Handelsblatt gazetesinin yorumunda Almanya hükümetinin tutarlı bir Türkiye politikası geliştirmesinin önemine işaret ediliyor:

"Erdoğan'ın Brüksel'in milyarlarına muhtaç olduğu herkesin malumudur. Bu durumda Berlin'in taviz talep etmesi normal karşılanmalıdır. Nihayetinde amaç Erdoğan'ı, genç ve dinamik nüfuslu, dünyaya açık ve Batı'ya dönük ülkesinin demokrat lideri olmaya teşvik etmek. Alman hükümeti istese de istemese de Erdoğan'a nasıl davranılacağına karar vermelidir. Konuşmak hiçbir zaman yanlış olmaz.
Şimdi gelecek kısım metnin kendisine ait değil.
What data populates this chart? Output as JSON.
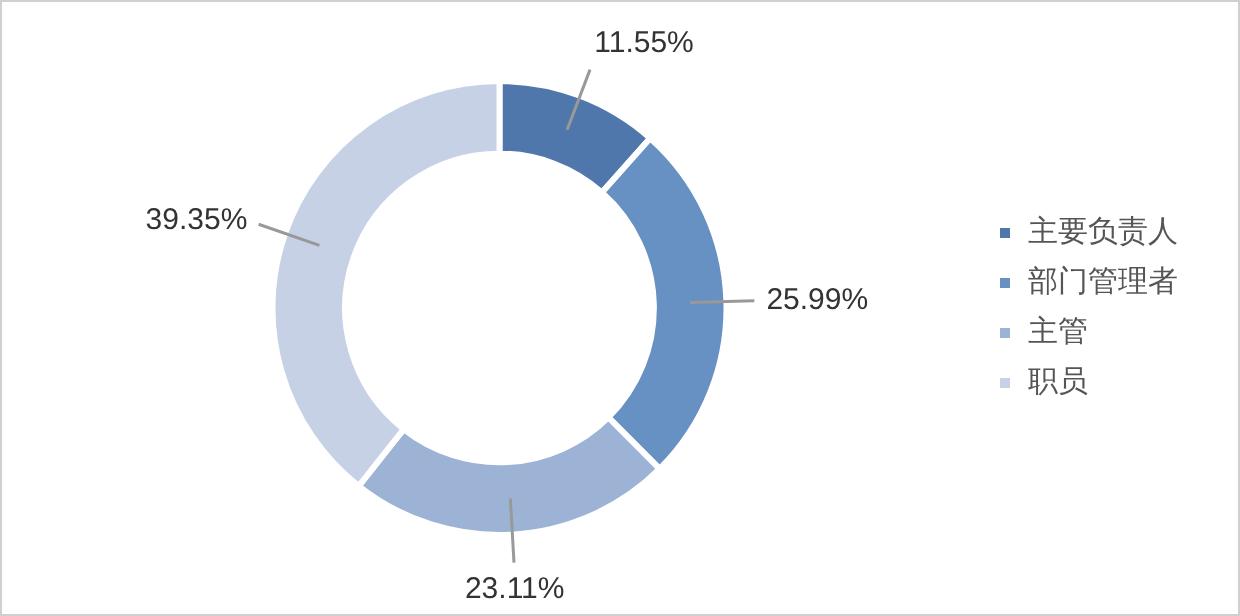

Ancak sürekli baskı yaparak ona seçtiği hatalı yolun Avrupa'ya ama en çok da Türkiye'ye zarar verdiğini açıkça gösterme zamanı gelmiştir. Bunun için ziyafet vermeye gerek yoktur.”
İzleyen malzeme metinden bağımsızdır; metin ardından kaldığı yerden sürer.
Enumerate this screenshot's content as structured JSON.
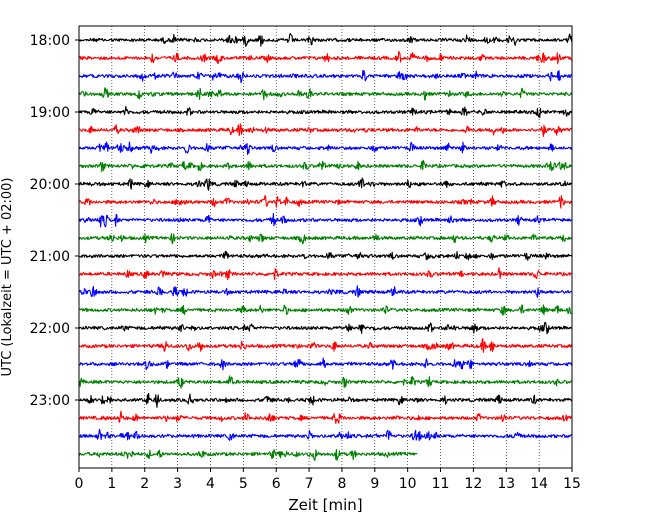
{
  "chart_data": {
    "type": "line",
    "title": "",
    "xlabel": "Zeit  [min]",
    "ylabel": "UTC (Lokalzeit = UTC + 02:00)",
    "xlim": [
      0,
      15
    ],
    "x_ticks": [
      0,
      1,
      2,
      3,
      4,
      5,
      6,
      7,
      8,
      9,
      10,
      11,
      12,
      13,
      14,
      15
    ],
    "y_ticks": [
      "18:00",
      "19:00",
      "20:00",
      "21:00",
      "22:00",
      "23:00"
    ],
    "grid": "vertical dotted at each minute",
    "trace_interval_min": 15,
    "colors": [
      "#000000",
      "#ff0000",
      "#0000ff",
      "#008000"
    ],
    "series": [
      {
        "start": "18:00",
        "color": "#000000",
        "end_min": 15
      },
      {
        "start": "18:15",
        "color": "#ff0000",
        "end_min": 15
      },
      {
        "start": "18:30",
        "color": "#0000ff",
        "end_min": 15
      },
      {
        "start": "18:45",
        "color": "#008000",
        "end_min": 15
      },
      {
        "start": "19:00",
        "color": "#000000",
        "end_min": 15
      },
      {
        "start": "19:15",
        "color": "#ff0000",
        "end_min": 15
      },
      {
        "start": "19:30",
        "color": "#0000ff",
        "end_min": 15
      },
      {
        "start": "19:45",
        "color": "#008000",
        "end_min": 15
      },
      {
        "start": "20:00",
        "color": "#000000",
        "end_min": 15
      },
      {
        "start": "20:15",
        "color": "#ff0000",
        "end_min": 15
      },
      {
        "start": "20:30",
        "color": "#0000ff",
        "end_min": 15
      },
      {
        "start": "20:45",
        "color": "#008000",
        "end_min": 15
      },
      {
        "start": "21:00",
        "color": "#000000",
        "end_min": 15
      },
      {
        "start": "21:15",
        "color": "#ff0000",
        "end_min": 15
      },
      {
        "start": "21:30",
        "color": "#0000ff",
        "end_min": 15
      },
      {
        "start": "21:45",
        "color": "#008000",
        "end_min": 15
      },
      {
        "start": "22:00",
        "color": "#000000",
        "end_min": 15
      },
      {
        "start": "22:15",
        "color": "#ff0000",
        "end_min": 15
      },
      {
        "start": "22:30",
        "color": "#0000ff",
        "end_min": 15
      },
      {
        "start": "22:45",
        "color": "#008000",
        "end_min": 15
      },
      {
        "start": "23:00",
        "color": "#000000",
        "end_min": 15
      },
      {
        "start": "23:15",
        "color": "#ff0000",
        "end_min": 15
      },
      {
        "start": "23:30",
        "color": "#0000ff",
        "end_min": 15
      },
      {
        "start": "23:45",
        "color": "#008000",
        "end_min": 10.3
      }
    ]
  }
}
DUYGULARI BU KADAR AYAĞA KALDIRAN BİR DEVLET ZİYARETİ YAPILMADI”

Neue Osnabrücker Zeitung bozulan ikili ilişkilerin onarılmasının milyonlarca Türk'ün yaşadığı Almanya açısından özellikle önem taşıdığını vurguluyor:

"Uzun zamandır Almanya'ya, duyguları bu kadar ayağa kaldıran bir devlet ziyareti yapılmadı. Erdoğan'ın despotça politikaları karşısında duyguların şahlanması normaldir. Üstelik Almanya'da üç milyon Türk yaşıyor. Ankara'da olup bitenler Almanya'da da yankı buluyor. Dolayısıyla Recep Tayyip Erdoğan'a Almanya'nın demokrasi, hukuk devleti ve hoşgörüyü benimseyen bütün Türklerin arkasında olduğunun gösterilmesi fevkalade önemlidir. Erdoğan'ı saygı göstererek karşılamak buna ters değildir. Ve o sebepten cami açılışında vatandaşlarına hitap etmesi de makbul karşılanmalıdır.”